English has such a rich, full, ever-expanding vocabulary because of the wide variety of available derivational morphemes. Like inflectional morphemes, derivational morphemes are usually bound, but some, like "able," just happen to be free. Others do not exist outside of a single morpheme, but are not considered bound morphemes because they have no meaning on their own. This is a relatively rare phenomenon, the most oft-cited example being the "cran" in "cranberry."

As children, we learn how to manipulate derivational morphemes to change the meaning of words. If you say, for example, "I snarfed the cake," snarf being a new word meaning "to eat something small very quickly" (sorry for the stretch here), then a child might, upon seeing the size of the cake, say, "But I didn't think that cake was snarfable." Without even knowing the meaning of the root morpheme "snarf," we can modify it to express the concept in new ways.

Derivational morphemes may also change the grammatical class of a word. Much like adding "able" to the verb "snarf" to form an adjective, many derivational morphemes exist that change verbs to nouns, nouns to adverbs, and so on. Here are some examples:

picture (N) + esque = picturesque (ADJ)
sing    (V) + er    = singer      (N)
quiet (ADJ) + ly    = quietly     (ADV)
vaccine (N) + ate   = vaccinate   (V)
tall  (ADJ) + ness  = tallness    (N)
migrate (V) + ory   = migratory   (ADJ)
Of course, not all derivational morphemes trigger a change in grammatical class. Many prefixes are like this, though it is not limited to prefixes.
friend  (N) + ship    = friendship  (N)
un          + do (V)  = undo        (V)
pink  (ADJ) + ish     = pinkish   (ADJ)
Additionally, there is something called the zero-form morpheme. Although it is not restricted to derivational morphemes, it is very common among noun and verb pairs. The zero-form has no phonological representation, but it changes the grammatical class of a word anyway. "Access" is both a verb and a noun. One can assume that there is an invisible derivational morpheme at the end that distinguishes one from the other. (The zero-form is really just an effort to expand the theory of derivational morphology. You cannot change the grammatical class of a morpheme without a deriviational morpheme. "Access" is both a noun and a verb, so, obviously, there is an invisible suffix or prefix working there.)

There is another sticky part to this topic: Some derivational morphemes are not always, for lack of a better term, themselves. A singer sings; a dancer dances; a butcher does not butch. -er turns the root morpheme from a verb to a noun, but it's presence does not always mean that the root is a verb. Words with derivational morphemes that are not affected by them are called monomorphemes. Using the -er example, such words are "water," butcher," "finger," etc.

Though creating new words with derivational morphemes may seem simple, it is a process governed by expansive, comprehensive rules. Take, for example, the word "nationalism." Why is it not "nationism?" -ism requires the stem morpheme to be an adjective, and though we do not consciously think this, it happens automatically. The rules governing productive derivational morphology (applying derivational morphemes to create new, legimitimate morphemes) in English are far too numerous to list here, and it is quite possible that no linguist has ever bothered to list all of them.
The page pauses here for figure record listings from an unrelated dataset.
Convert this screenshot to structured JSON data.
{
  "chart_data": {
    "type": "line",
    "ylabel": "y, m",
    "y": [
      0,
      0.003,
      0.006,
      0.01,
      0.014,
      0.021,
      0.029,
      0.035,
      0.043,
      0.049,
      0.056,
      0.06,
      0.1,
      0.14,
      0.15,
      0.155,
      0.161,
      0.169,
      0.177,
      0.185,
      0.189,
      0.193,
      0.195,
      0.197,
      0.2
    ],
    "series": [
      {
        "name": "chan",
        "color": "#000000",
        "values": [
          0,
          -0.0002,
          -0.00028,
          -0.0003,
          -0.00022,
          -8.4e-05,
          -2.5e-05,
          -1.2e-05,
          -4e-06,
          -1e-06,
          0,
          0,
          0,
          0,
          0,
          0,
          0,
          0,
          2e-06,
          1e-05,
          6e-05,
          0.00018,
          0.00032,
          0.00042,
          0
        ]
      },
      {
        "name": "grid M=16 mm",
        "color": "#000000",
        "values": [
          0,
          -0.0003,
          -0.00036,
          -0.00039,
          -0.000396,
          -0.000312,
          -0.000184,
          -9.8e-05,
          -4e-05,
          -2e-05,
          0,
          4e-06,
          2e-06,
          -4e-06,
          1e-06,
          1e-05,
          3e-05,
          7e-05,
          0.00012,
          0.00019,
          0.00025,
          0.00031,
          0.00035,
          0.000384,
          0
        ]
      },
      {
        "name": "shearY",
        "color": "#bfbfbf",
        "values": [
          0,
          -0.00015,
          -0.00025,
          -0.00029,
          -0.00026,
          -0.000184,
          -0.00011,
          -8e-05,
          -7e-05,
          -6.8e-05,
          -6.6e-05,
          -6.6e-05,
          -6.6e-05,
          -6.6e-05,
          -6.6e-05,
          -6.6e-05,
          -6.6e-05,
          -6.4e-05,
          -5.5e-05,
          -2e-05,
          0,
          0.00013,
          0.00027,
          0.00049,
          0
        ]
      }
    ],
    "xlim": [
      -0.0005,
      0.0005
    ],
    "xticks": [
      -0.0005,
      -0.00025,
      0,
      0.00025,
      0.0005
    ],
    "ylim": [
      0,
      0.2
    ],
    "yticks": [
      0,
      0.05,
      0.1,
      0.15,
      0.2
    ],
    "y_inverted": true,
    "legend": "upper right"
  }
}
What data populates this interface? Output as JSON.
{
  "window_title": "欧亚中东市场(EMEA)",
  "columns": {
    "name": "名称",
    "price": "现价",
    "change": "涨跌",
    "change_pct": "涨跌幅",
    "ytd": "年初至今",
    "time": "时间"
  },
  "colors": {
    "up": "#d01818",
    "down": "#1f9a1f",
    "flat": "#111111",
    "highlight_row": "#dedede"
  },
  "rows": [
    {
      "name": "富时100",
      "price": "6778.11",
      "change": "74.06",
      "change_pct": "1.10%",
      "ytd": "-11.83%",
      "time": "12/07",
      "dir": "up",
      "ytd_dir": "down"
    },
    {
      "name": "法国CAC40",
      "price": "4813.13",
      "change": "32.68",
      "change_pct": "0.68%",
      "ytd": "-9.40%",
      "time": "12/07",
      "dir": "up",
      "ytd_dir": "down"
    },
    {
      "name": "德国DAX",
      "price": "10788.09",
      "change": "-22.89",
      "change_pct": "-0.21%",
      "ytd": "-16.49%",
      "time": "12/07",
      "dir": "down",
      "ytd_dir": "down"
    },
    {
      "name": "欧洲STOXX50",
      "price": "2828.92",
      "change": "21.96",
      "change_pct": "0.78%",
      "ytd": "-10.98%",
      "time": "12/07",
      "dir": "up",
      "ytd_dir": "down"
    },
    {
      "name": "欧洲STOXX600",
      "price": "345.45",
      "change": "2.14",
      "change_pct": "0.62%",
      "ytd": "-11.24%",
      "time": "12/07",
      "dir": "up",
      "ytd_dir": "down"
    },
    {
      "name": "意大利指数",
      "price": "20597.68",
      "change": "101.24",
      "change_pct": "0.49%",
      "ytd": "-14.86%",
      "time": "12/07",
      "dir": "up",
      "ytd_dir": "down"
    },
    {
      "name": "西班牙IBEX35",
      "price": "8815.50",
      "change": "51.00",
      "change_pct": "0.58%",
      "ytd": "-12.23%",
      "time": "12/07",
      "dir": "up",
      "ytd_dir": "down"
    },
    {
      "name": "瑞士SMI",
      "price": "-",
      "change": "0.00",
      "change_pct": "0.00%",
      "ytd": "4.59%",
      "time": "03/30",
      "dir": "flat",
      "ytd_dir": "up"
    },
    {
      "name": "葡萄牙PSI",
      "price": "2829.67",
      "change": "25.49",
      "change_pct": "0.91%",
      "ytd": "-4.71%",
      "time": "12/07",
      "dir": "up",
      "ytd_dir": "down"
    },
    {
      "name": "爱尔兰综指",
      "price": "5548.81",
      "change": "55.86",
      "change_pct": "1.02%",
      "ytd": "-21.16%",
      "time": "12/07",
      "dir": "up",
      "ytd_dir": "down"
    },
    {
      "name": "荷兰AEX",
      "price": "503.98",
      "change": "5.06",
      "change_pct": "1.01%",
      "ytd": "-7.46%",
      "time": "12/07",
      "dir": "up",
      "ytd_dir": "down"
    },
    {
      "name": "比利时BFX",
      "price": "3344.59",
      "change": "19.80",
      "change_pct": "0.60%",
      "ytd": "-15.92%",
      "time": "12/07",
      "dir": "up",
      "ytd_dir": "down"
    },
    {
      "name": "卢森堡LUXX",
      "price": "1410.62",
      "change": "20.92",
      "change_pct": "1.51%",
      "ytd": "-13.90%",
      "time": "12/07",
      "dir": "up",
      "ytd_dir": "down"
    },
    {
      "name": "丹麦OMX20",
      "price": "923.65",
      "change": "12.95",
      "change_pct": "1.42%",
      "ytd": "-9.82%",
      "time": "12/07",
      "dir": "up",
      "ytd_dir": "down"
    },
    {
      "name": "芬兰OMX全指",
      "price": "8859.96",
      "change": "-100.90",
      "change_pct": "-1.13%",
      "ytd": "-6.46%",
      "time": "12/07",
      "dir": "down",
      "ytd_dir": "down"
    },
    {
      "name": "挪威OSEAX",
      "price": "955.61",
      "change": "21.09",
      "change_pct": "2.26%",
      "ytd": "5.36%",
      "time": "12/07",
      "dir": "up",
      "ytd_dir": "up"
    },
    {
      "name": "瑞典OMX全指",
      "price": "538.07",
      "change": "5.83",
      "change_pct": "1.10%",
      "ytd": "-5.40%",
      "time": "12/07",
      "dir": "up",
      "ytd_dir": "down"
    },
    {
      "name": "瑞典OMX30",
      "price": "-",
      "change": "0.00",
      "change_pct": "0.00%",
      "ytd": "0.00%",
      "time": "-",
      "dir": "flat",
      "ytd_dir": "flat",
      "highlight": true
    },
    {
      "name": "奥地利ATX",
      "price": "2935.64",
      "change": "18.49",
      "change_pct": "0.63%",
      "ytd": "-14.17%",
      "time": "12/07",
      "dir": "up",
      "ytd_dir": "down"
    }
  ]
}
Creating new words is all fine and good, but not all words enter the popular vocabulary or even our own personal Lexicon. Generally, the form that most closely follows the rules for word coinage is accepted, and the rest ignored. Consider the case of "communist." It could just as easily been "communite," except that -ite is usually only applied to proper names ending in a vowel, which is why we have "communist" but "Trotskyite."